First of all, we know that $T_o \leq T_{\max} \triangleq ( N - P_f - P_a - Y ) / P_s$ (which I assume is positive, otherwise the model is infeasible.) We'll use this later.

One strategy is this to solve two models: the "positive model" that uses the $T_o>0$ constraint, producing a utility value $U_+$; and the "zero model" that uses the $T_o=0$ constraint, producing a utility value $U_0$. Then pick the model that produces the larger utility.

If by chance solving the positive model happens to return $T_o=0$, you can be sure that the zero model will yield a higher utility value. Here's why: let $(0,\bar{T}_s,\bar{Y})$ be the specific values that come out of the positive model. Then the point $(0,\bar{T}_s,\bar{Y}+P_f+P_a)$ will be a feasible solution to the zero model. It will not necessarily be optimal, but it will already have a higher utility value: $$U_{+}\geq\log((1-x)\bar{T}_s)+\log(\bar{Y}+P_f+P_a) \geq \log((1-x)\bar{T}_s)+\log(\bar{Y}) = U_{0}.$$ So if both models suggest $T_o=0$, you can be sure that the zero model will win every time. (If your utility function weren't concave this might not be so.)
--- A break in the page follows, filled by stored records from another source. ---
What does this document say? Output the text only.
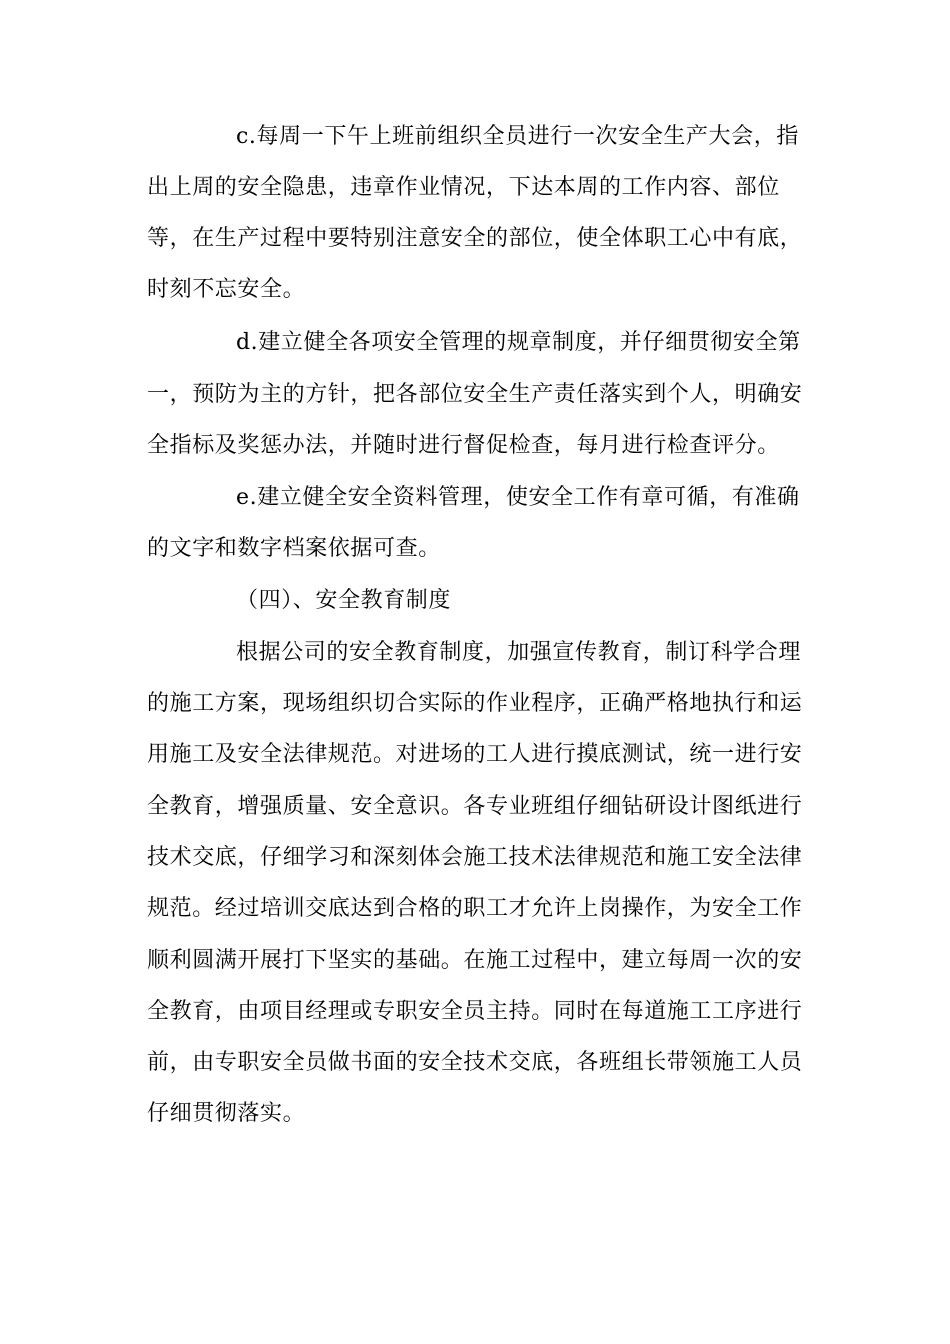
c.每周一下午上班前组织全员进行一次安全生产大会，指
出上周的安全隐患，违章作业情况，下达本周的工作内容、部位
等，在生产过程中要特别注意安全的部位，使全体职工心中有底，
时刻不忘安全。
d.建立健全各项安全管理的规章制度，并仔细贯彻安全第
一，预防为主的方针，把各部位安全生产责任落实到个人，明确安
全指标及奖惩办法，并随时进行督促检查，每月进行检查评分。
e.建立健全安全资料管理，使安全工作有章可循，有准确
的文字和数字档案依据可查。
（四）、安全教育制度
根据公司的安全教育制度，加强宣传教育，制订科学合理
的施工方案，现场组织切合实际的作业程序，正确严格地执行和运
用施工及安全法律规范。对进场的工人进行摸底测试，统一进行安
全教育，增强质量、安全意识。各专业班组仔细钻研设计图纸进行
技术交底，仔细学习和深刻体会施工技术法律规范和施工安全法律
规范。经过培训交底达到合格的职工才允许上岗操作，为安全工作
顺利圆满开展打下坚实的基础。在施工过程中，建立每周一次的安
全教育，由项目经理或专职安全员主持。同时在每道施工工序进行
前，由专职安全员做书面的安全技术交底，各班组长带领施工人员
仔细贯彻落实。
Now, if you want to be able to handle more general models, and you happen to have a convex optimization engine around that can handle binary variables, have it solve this model: $$\begin{array}{ll} \text{maximize} & \log(xT_o+(1-x)T_s)+\log Y \\ \text{subject to} & N = P_sT_s + P_oT_o + B(P_f+P_a) + Y \\ & T_s, T_o \geq 0 \\ & T_o \leq B T_{\max} \\ & B\in\{0,1\} \end{array}$$ To see why this works, note that if $B=0$, then the $T_o\leq BT_{\max}$ constraint forces $T_o=0$, and it also removes the fixed costs from the budget constraint. If $B=1$, then $T_o\leq T_{\max}$ lets $T_o$ take on any sensible value, but it adds the fixed cost back in.
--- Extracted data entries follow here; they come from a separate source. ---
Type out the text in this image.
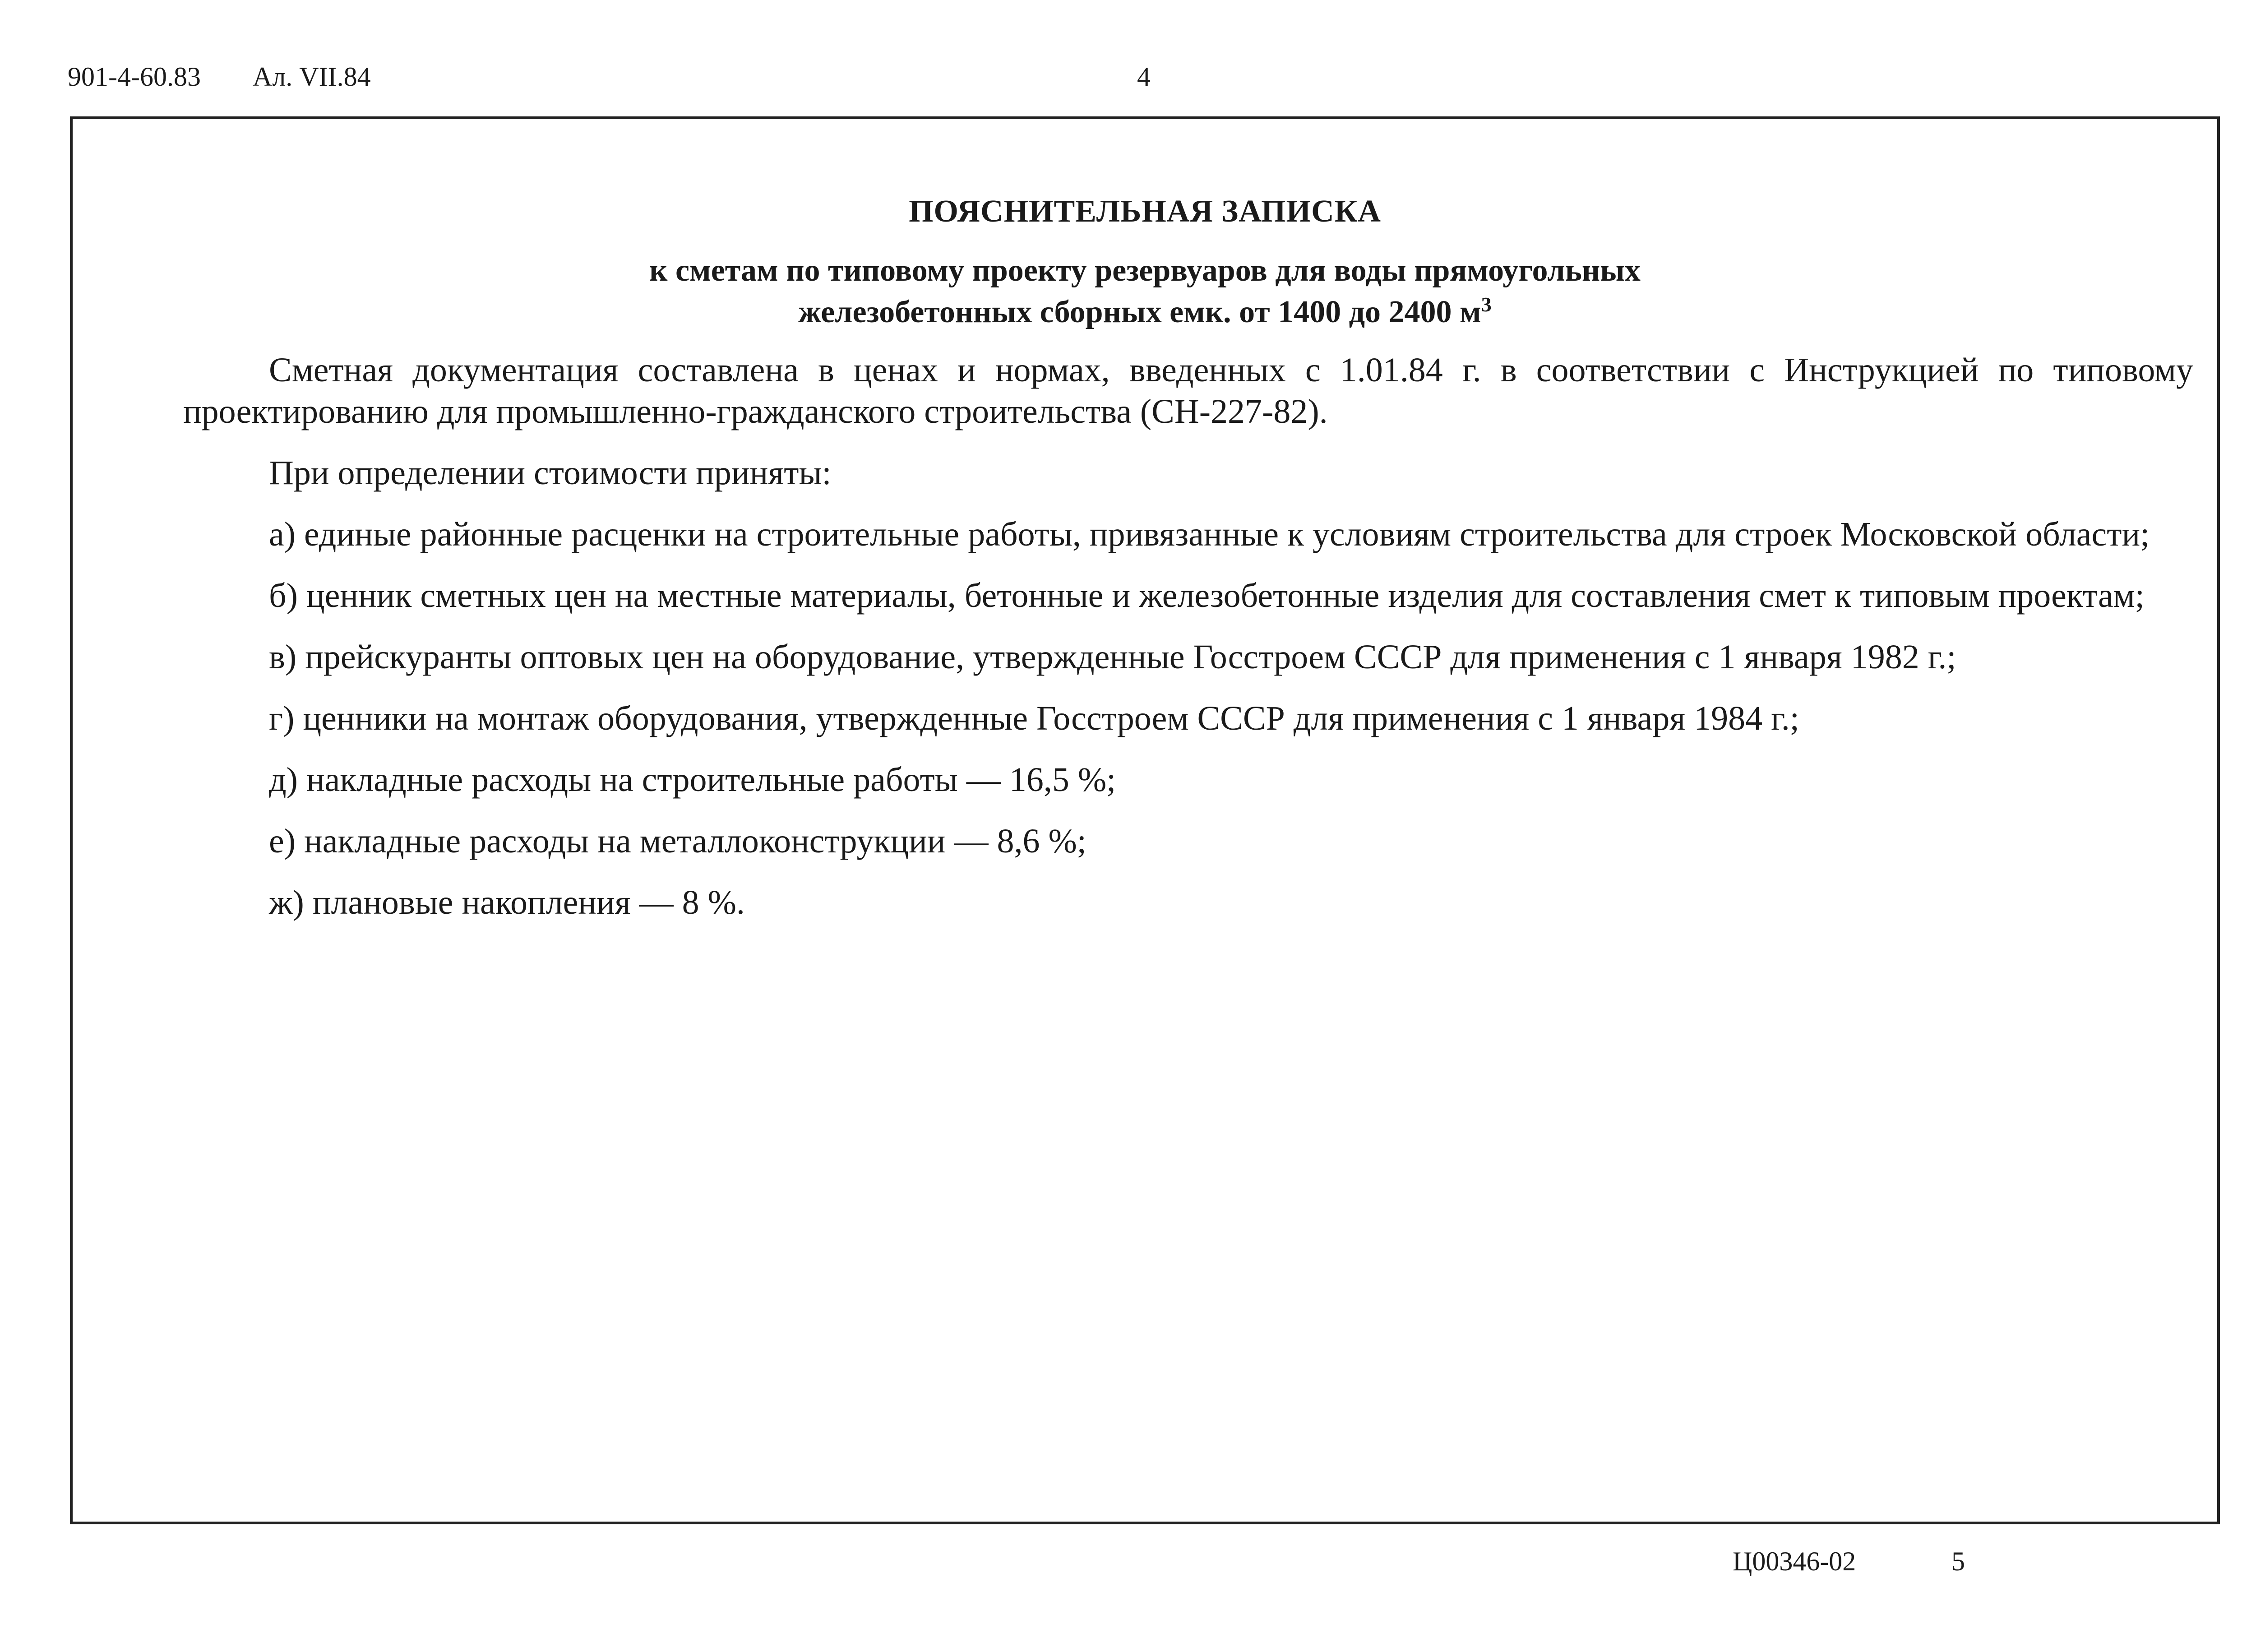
901-4-60.83 Ал. VII.84	4
ПОЯСНИТЕЛЬНАЯ ЗАПИСКА
к сметам по типовому проекту резервуаров для воды прямоугольных
железобетонных сборных емк. от 1400 до 2400 $м^3$

Сметная документация составлена в ценах и нормах, введенных с 1.01.84 г. в соответствии с Инструкцией по типовому проектированию для промышленно-гражданского строительства (СН-227-82).

При определении стоимости приняты:

а) единые районные расценки на строительные работы, привязанные к условиям строительства для строек Московской области;

б) ценник сметных цен на местные материалы, бетонные и железобетонные изделия для составления смет к типовым проектам;

в) прейскуранты оптовых цен на оборудование, утвержденные Госстроем СССР для применения с 1 января 1982 г.;

г) ценники на монтаж оборудования, утвержденные Госстроем СССР для применения с 1 января 1984 г.;

д) накладные расходы на строительные работы — 16,5 %;

е) накладные расходы на металлоконструкции — 8,6 %;

ж) плановые накопления — 8 %.

Ц00346-02	5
Now, what a solver is likely to do here is to first solve the problem by replacing $B\in\{0,1\}$ with $0\leq B \leq 1$. If the optimal solution to this relaxed problem has either $B=0$ or $B=1$, then it will stop, knowing that it has the right answer to the original as well. Otherwise, it will effectively try both $B=0$ and $B=1$ separately. (For problems with more binary variables, solvers typically do more advanced things with cutting planes etc., but for one variable, I'm almost certain this is how it will go.)
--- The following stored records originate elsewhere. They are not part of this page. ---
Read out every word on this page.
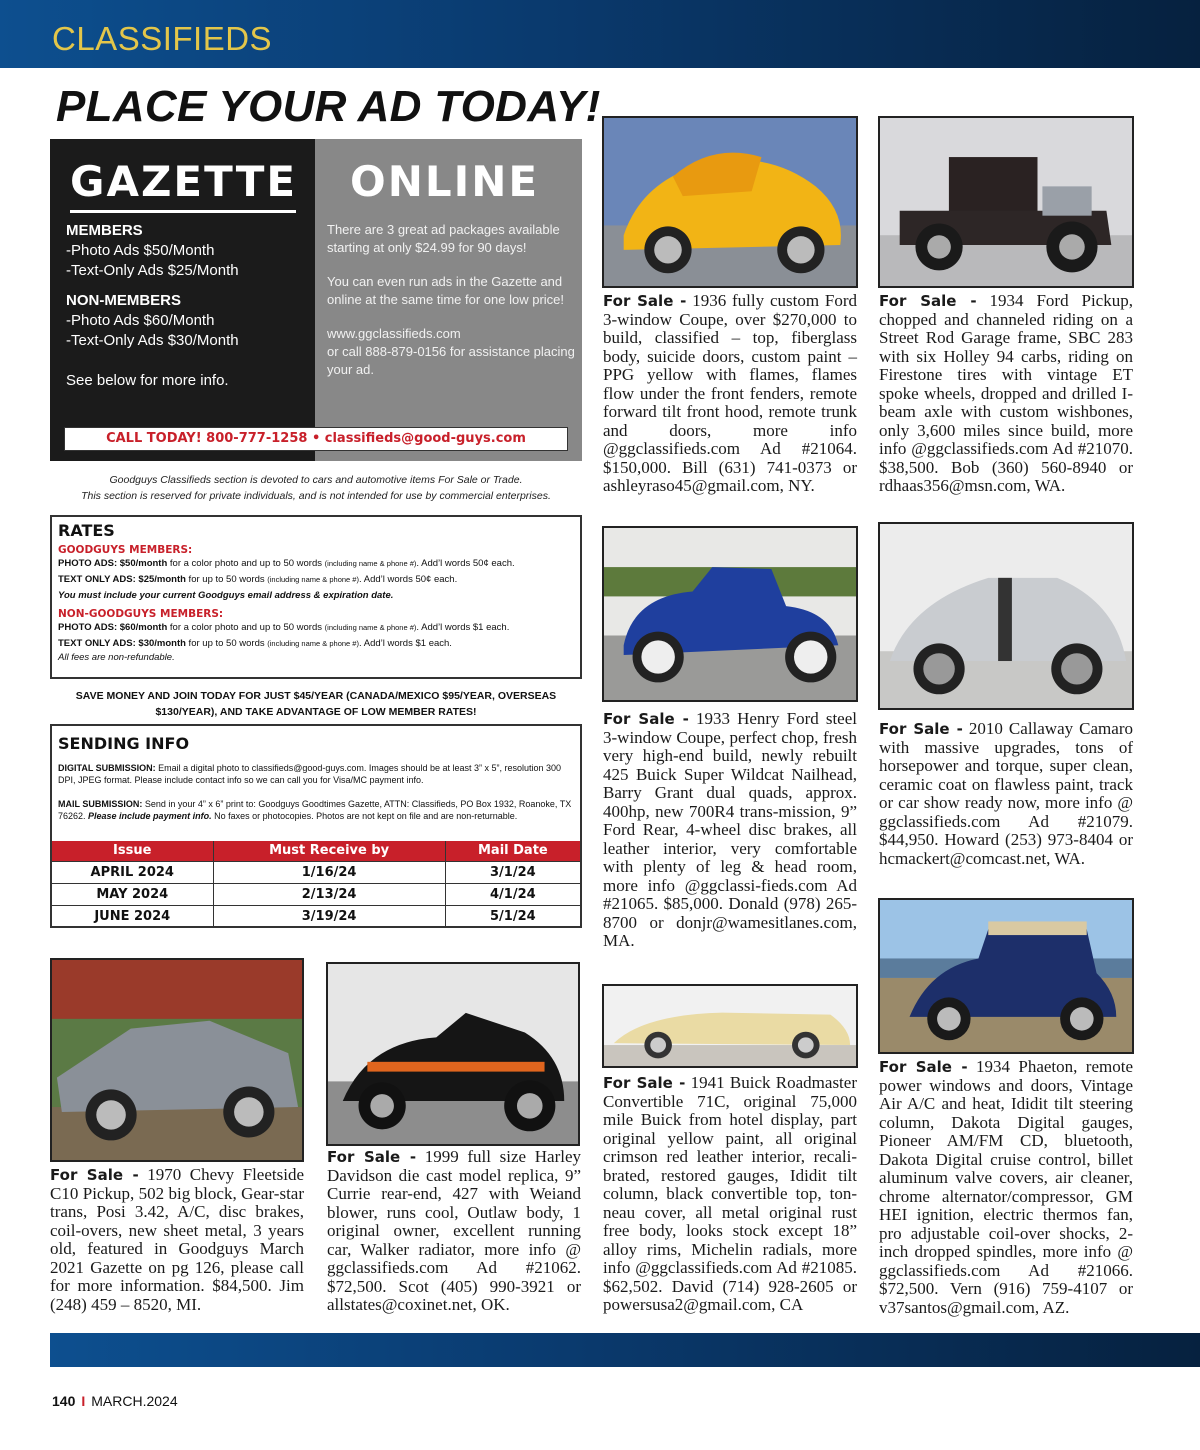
CLASSIFIEDS
PLACE YOUR AD TODAY!
GAZETTE
MEMBERS
-Photo Ads $50/Month
-Text-Only Ads $25/Month
NON-MEMBERS
-Photo Ads $60/Month
-Text-Only Ads $30/Month
See below for more info.
ONLINE

There are 3 great ad packages available starting at only $24.99 for 90 days!

You can even run ads in the Gazette and online at the same time for one low price!

www.ggclassifieds.com
or call 888-879-0156 for assistance placing your ad.
CALL TODAY! 800-777-1258 • classifieds@good-guys.com
Goodguys Classifieds section is devoted to cars and automotive items For Sale or Trade.
This section is reserved for private individuals, and is not intended for use by commercial enterprises.
RATES
GOODGUYS MEMBERS:
PHOTO ADS: $50/month for a color photo and up to 50 words (including name & phone #). Add’l words 50¢ each.
TEXT ONLY ADS: $25/month for up to 50 words (including name & phone #). Add’l words 50¢ each.
You must include your current Goodguys email address & expiration date.
NON-GOODGUYS MEMBERS:
PHOTO ADS: $60/month for a color photo and up to 50 words (including name & phone #). Add’l words $1 each.
TEXT ONLY ADS: $30/month for up to 50 words (including name & phone #). Add’l words $1 each.
All fees are non-refundable.
SAVE MONEY AND JOIN TODAY FOR JUST $45/YEAR (CANADA/MEXICO $95/YEAR, OVERSEAS $130/YEAR), AND TAKE ADVANTAGE OF LOW MEMBER RATES!
SENDING INFO
DIGITAL SUBMISSION: Email a digital photo to classifieds@good-guys.com. Images should be at least 3” x 5”, resolution 300 DPI, JPEG format. Please include contact info so we can call you for Visa/MC payment info.
MAIL SUBMISSION: Send in your 4” x 6” print to: Goodguys Goodtimes Gazette, ATTN: Classifieds, PO Box 1932, Roanoke, TX 76262. Please include payment info. No faxes or photocopies. Photos are not kept on file and are non-returnable.
Issue	Must Receive by	Mail Date
APRIL 2024	1/16/24	3/1/24
MAY 2024	2/13/24	4/1/24
JUNE 2024	3/19/24	5/1/24
For Sale - 1936 fully custom Ford 3-window Coupe, over $270,000 to build, classified – top, fiberglass body, suicide doors, custom paint – PPG yellow with flames, flames flow under the front fenders, remote forward tilt front hood, remote trunk and doors, more info @ggclassifieds.com Ad #21064. $150,000. Bill (631) 741-0373 or ashleyraso45@gmail.com, NY.
For Sale - 1934 Ford Pickup, chopped and channeled riding on a Street Rod Garage frame, SBC 283 with six Holley 94 carbs, riding on Firestone tires with vintage ET spoke wheels, dropped and drilled I-beam axle with custom wishbones, only 3,600 miles since build, more info @ggclassifieds.com Ad #21070. $38,500. Bob (360) 560-8940 or rdhaas356@msn.com, WA.
For Sale - 1933 Henry Ford steel 3-window Coupe, perfect chop, fresh very high-end build, newly rebuilt 425 Buick Super Wildcat Nailhead, Barry Grant dual quads, approx. 400hp, new 700R4 trans-mission, 9” Ford Rear, 4-wheel disc brakes, all leather interior, very comfortable with plenty of leg & head room, more info @ggclassi-fieds.com Ad #21065. $85,000. Donald (978) 265-8700 or donjr@wamesitlanes.com, MA.
For Sale - 2010 Callaway Camaro with massive upgrades, tons of horsepower and torque, super clean, ceramic coat on flawless paint, track or car show ready now, more info @ ggclassifieds.com Ad #21079. $44,950. Howard (253) 973-8404 or hcmackert@comcast.net, WA.
For Sale - 1970 Chevy Fleetside C10 Pickup, 502 big block, Gear-star trans, Posi 3.42, A/C, disc brakes, coil-overs, new sheet metal, 3 years old, featured in Goodguys March 2021 Gazette on pg 126, please call for more information. $84,500. Jim (248) 459 – 8520, MI.
For Sale - 1999 full size Harley Davidson die cast model replica, 9” Currie rear-end, 427 with Weiand blower, runs cool, Outlaw body, 1 original owner, excellent running car, Walker radiator, more info @ ggclassifieds.com Ad #21062. $72,500. Scot (405) 990-3921 or allstates@coxinet.net, OK.
For Sale - 1941 Buick Roadmaster Convertible 71C, original 75,000 mile Buick from hotel display, part original yellow paint, all original crimson red leather interior, recali-brated, restored gauges, Ididit tilt column, black convertible top, ton-neau cover, all metal original rust free body, looks stock except 18” alloy rims, Michelin radials, more info @ggclassifieds.com Ad #21085. $62,502. David (714) 928-2605 or powersusa2@gmail.com, CA
For Sale - 1934 Phaeton, remote power windows and doors, Vintage Air A/C and heat, Ididit tilt steering column, Dakota Digital gauges, Pioneer AM/FM CD, bluetooth, Dakota Digital cruise control, billet aluminum valve covers, air cleaner, chrome alternator/compressor, GM HEI ignition, electric thermos fan, pro adjustable coil-over shocks, 2-inch dropped spindles, more info @ ggclassifieds.com Ad #21066. $72,500. Vern (916) 759-4107 or v37santos@gmail.com, AZ.
140 I MARCH.2024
EDITED to add: if you use my software CVX to solve this problem, here is the model I would use:

cvx_begin
   cvx_solver mosek % or gurobi
   variables To Ts Y
   variable B binary
   maximize(geo_mean([x*To+(1-x)*Ts Y]))
   subject to
      N == Ps * Ts + Po * To + B * ( Pf + Pa ) + Y
      0 <= To <= B * ( N − Pf − Pa − Y ) / Ps
      Ts >= 0
cvx_end

This objective, $\sqrt{(xT_o+(1-x)T_s)Y}$, is compatible with the solvers under the hood; and it's related to your original objective by a logarithm and scaling, so it's equivalent.